Pheno4D Point Cloud Segmentation

A dataset for point cloud semantic segmentation of maize and tomato plants. The dataset contains 126 labeled 3D scans across two species, tomato (single label scheme) and maize (dual label scheme: collar-based and tip-based organ boundaries), with per-point labels identifying plant organs (e.g. stem, leaf).

Each sample includes:

  • points: an (N, 3) array of x, y, z point coordinates, N varies per scan
  • mask: an (N, 1) array of per-point organ labels (primary label scheme)
  • mask_2: an (N, 1) array of per-point organ labels (secondary label scheme, maize only; -1 where not applicable)

This dataset is indexed on https://project-agml.github.io/ as part of the AgML python library.
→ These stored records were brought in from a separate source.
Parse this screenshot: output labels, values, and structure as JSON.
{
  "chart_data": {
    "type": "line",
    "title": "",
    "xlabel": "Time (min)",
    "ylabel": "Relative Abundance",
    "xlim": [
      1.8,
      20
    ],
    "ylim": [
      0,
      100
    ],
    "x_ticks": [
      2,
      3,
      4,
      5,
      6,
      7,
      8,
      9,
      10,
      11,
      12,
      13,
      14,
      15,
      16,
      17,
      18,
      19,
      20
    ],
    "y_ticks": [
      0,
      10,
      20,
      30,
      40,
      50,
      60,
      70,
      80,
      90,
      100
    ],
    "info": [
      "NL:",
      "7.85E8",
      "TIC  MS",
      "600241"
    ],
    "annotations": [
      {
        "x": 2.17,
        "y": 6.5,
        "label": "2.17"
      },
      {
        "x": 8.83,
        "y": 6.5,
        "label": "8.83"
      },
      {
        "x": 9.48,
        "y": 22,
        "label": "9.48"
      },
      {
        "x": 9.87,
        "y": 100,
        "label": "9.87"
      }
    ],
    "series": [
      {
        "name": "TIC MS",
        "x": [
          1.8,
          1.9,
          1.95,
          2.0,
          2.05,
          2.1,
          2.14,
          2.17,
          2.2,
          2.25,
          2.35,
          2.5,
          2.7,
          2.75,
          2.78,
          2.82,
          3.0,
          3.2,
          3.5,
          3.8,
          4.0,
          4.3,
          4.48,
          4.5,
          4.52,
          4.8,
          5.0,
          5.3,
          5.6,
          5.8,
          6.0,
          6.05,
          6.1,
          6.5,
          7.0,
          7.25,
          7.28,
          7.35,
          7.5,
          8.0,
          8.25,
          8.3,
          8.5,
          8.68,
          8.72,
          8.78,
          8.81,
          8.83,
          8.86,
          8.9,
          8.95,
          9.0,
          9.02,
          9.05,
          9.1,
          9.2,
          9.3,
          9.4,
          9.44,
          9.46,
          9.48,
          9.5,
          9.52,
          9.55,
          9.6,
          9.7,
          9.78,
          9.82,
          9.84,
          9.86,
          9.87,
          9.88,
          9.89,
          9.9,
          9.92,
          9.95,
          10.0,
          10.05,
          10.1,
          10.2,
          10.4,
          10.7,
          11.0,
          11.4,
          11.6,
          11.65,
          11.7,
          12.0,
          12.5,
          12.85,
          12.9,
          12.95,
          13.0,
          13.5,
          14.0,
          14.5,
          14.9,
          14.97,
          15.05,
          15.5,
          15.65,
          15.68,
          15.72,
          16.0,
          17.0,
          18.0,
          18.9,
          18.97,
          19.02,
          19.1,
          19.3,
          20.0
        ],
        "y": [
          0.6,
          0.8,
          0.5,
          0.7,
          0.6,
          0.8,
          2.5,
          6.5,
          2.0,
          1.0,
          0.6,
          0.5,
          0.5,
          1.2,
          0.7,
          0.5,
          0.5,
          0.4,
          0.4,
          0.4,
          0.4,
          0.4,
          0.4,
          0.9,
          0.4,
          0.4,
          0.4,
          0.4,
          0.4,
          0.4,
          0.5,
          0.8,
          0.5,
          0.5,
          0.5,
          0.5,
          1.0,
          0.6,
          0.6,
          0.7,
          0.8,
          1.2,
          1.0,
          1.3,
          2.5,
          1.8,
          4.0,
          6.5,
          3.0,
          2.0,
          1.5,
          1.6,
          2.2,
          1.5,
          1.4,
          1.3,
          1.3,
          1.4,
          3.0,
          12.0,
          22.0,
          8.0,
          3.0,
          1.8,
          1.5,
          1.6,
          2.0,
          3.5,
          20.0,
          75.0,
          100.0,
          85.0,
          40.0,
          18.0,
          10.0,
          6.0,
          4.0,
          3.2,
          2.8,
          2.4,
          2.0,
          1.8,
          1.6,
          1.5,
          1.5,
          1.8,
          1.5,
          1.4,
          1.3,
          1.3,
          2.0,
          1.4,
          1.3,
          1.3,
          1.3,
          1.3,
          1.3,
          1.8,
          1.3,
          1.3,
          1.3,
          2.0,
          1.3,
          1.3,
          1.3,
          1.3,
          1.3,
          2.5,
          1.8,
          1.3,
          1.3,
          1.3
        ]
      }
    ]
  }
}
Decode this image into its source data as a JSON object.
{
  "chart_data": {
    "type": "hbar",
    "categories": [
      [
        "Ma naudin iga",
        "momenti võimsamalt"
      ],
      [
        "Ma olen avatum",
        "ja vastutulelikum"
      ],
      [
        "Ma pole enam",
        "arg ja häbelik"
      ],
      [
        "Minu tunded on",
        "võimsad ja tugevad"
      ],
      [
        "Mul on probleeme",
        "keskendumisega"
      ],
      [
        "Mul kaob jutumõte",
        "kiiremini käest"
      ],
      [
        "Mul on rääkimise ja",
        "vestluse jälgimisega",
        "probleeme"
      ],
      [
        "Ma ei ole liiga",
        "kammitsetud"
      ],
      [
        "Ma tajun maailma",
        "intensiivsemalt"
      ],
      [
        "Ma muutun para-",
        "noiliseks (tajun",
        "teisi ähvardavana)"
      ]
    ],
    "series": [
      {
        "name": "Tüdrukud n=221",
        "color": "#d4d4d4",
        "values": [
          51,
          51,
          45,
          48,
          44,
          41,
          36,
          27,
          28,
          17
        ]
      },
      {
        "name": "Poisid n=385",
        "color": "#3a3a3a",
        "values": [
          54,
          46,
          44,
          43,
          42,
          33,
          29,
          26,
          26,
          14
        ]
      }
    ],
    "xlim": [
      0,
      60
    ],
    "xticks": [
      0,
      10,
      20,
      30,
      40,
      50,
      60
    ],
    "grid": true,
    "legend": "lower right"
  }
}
Note: this is AgML's first point cloud dataset. Naming follows the mask convention used for 2D semantic segmentation datasets in this organization, adapted for 3D point data (stored as Array2D with a dynamic first dimension rather than image masks).

Citation

@article{schunck2021pheno4d,
  title={Pheno4D: A spatio-temporal dataset of maize and tomato plant point clouds for phenotyping and advanced plant analysis},
  author={Schunck, David and Magistri, Federico and Rosu, Radu Alexandru and Corneli{\ss}en, Anne and Chebrolu, Nived and Paulus, Stefan and L{\'e}on, Jens and Behnke, Sven and Stachniss, Cyrill and Kuhlmann, Heiner and Klingbeil, Lasse},
  journal={PLOS ONE},
  volume={16},
  number={8},
  pages={1--18},
  year={2021},
  publisher={Public Library of Science},
  doi={10.1371/journal.pone.0256340}
}

Original dataset: https://www.ipb.uni-bonn.de/data/pheno4d/

This dataset was reformatted to match HuggingFace standards as part of AgML's point cloud dataset support.